Más que un acuerdo concreto, lo que se buscó fue un gesto de legitimidad mutua: dos outsiders que se reconocen en el espejo del poder digital. El riesgo es que la política internacional se reduzca a un intercambio de símbolos y emociones, mientras los problemas estructurales - deuda, desigualdad, gobernanza regional - quedan sin respuesta.
¿Más allá de los outsiders?
Milei no es el último outsider. Es, apenas, el capítulo más reciente de una saga, retratada en la obra de Giuliano Da Empoli, que recorre el siglo XXI: líderes que se presentan como ajenos al sistema, pero que terminan colonizándolo con prácticas autoritarias y personalistas. La pregunta no es si habrá más outsiders, sino si nuestras democracias serán capaces de construir instituciones que resistan la tentación del espectáculo y recuperen la promesa de la política como proyecto común.
Aquí surge un interrogante, más allá de las recomendaciones recurrentes que los estrategas de marketing político suelen plantear a dirigentes de todos los espacios: ¿no sería más sensato apostar por políticos profesionales, conocidos en sus territorios, con capacidad de rendir cuentas y sostener proyectos colectivos, antes que por outsiderscuya única credencial es la novedad?
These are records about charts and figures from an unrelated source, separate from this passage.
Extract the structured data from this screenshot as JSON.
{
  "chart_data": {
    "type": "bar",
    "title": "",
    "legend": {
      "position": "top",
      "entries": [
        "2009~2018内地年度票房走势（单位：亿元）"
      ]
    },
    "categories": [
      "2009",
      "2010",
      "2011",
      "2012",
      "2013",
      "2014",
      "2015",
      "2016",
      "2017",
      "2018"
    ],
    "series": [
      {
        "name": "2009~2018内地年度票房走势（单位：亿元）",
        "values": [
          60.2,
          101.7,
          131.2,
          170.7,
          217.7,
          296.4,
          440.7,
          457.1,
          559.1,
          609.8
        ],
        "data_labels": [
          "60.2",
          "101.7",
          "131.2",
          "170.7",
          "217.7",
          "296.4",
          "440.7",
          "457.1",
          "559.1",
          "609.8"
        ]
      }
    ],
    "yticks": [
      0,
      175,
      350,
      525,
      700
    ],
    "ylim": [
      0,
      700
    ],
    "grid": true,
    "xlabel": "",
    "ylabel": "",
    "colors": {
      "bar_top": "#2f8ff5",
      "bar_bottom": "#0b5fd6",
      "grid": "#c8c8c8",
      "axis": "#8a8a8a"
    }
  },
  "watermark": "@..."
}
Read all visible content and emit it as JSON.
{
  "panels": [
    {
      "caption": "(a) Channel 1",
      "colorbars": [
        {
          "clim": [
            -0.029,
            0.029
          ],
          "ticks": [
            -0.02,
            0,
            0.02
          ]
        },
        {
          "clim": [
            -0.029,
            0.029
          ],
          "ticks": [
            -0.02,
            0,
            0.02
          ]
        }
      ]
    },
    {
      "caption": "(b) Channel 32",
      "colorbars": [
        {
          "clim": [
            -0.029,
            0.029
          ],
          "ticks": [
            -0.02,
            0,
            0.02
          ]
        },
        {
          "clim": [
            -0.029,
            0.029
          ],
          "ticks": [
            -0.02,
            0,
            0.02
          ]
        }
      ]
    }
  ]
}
La democracia necesita menos fuegos artificiales y más responsabilidad institucional. Tal vez el verdadero desafío no sea encontrar al próximo outsider, sino volver a confiar en liderazgos que, con sus virtudes y defectos, se construyen en la cercanía, en la gestión concreta y en la rendición de cuentas ante la ciudadanía real, no solo ante la audiencia digital.